Pakistan has been scrambling in recent months to avert being added to a list of countries deemed non-compliant with terrorist financing regulations by the Financial Action Task Force (FATF), a measure that officials fear could hurt its economy.

The United States has been threatening to get tough with Islamabad over its alleged ties with Islamist militants, and last month President Donald Trump’s administration suspended aid worth about $2 billion.

Islamabad, which denies assisting militants in Afghanistan and India, has reacted angrily to U.S. threats of further punitive measures.

A meeting of FATF member states is due to take place next week in Paris, where the organisation could adopt the motion on Pakistan. The FATF, an intergovernmental body based in Paris, sets global standards for fighting illicit finance.

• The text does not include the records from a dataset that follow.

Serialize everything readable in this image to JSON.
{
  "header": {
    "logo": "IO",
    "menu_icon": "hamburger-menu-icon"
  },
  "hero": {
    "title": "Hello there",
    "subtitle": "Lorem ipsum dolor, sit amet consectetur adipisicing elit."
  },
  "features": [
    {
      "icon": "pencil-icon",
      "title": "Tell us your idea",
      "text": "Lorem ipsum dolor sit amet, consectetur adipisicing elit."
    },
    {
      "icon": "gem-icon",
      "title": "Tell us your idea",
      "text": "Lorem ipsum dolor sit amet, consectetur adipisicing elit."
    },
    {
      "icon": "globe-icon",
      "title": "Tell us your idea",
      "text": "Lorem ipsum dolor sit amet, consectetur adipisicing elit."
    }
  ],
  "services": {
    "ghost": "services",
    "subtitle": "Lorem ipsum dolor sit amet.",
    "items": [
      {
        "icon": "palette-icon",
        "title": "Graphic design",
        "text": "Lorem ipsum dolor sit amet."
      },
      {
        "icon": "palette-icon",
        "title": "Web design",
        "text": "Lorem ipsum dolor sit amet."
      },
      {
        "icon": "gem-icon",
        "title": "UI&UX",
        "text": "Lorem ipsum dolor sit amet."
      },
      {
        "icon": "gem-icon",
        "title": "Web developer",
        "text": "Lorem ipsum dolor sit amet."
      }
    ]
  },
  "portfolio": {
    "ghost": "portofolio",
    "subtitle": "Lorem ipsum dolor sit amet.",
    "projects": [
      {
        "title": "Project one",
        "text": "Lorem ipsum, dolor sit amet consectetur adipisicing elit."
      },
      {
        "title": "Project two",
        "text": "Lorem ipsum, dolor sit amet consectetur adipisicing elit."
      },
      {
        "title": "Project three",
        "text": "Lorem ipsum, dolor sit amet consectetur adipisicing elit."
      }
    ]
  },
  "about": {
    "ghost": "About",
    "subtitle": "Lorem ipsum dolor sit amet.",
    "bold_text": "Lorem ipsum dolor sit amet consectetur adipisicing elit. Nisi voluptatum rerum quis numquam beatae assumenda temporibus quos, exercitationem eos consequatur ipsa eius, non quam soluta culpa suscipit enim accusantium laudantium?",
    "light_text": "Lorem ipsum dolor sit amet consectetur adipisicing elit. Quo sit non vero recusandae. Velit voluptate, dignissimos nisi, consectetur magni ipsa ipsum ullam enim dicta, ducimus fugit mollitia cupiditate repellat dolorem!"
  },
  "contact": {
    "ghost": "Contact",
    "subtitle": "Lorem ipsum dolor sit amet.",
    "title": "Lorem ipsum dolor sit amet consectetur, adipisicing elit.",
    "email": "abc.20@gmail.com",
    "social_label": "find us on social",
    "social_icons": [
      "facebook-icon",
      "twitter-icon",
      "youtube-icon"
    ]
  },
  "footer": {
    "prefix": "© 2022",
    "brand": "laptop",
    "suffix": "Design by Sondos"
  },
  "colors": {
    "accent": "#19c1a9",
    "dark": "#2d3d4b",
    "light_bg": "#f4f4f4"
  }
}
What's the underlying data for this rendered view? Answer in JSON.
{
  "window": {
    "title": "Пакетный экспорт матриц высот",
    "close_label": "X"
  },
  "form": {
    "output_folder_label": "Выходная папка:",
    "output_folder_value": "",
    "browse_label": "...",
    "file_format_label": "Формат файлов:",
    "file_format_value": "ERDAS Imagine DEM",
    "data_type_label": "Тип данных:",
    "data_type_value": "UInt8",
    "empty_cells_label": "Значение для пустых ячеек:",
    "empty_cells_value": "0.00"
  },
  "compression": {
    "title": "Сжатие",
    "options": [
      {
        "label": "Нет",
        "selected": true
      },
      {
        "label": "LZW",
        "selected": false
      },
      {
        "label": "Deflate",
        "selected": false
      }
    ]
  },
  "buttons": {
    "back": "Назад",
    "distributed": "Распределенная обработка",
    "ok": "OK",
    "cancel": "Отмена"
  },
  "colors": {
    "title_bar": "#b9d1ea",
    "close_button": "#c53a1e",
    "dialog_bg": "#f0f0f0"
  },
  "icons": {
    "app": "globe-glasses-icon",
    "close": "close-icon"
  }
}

Pakistan’s de facto finance minister, Miftah Ismail, told Reuters that the United States and Britain put forward the motion several weeks ago, and later persuaded France and Germany to co-sponsor it.

“We are now working with the U.S., UK, Germany and France for the nomination to be withdrawn,” Ismail said, speaking by telephone from Europe. “We are also quite hopeful that even if the U.S. did not withdraw the nomination that we will prevail and not be put on the watchlist.”

Pakistan had been on the FATF watchlist from 2012 to 2015.

A senior U.S. official who follows U.S. policy in the region said Pakistan has “always been selective” in cracking down on militants who use its territory as a base.

“It is time for that to stop, and so we are working with our allies, who also are affected, to see effective action against groups such as the Haqqanis and elements of the Taliban,” said the official, referring to militants operating along the border with Afghanistan.

MONEY FLOWS

The FATF had previously warned Islamabad it could be put back on the watchlist without further efforts to crack down on the flow of funds to militants.

Pakistani officials and Western diplomats say that being put on the FATF watchlist could deal a blow to Pakistan’s economy as it would make it harder for foreign investors and companies to do business in the nuclear-armed South Asian nation.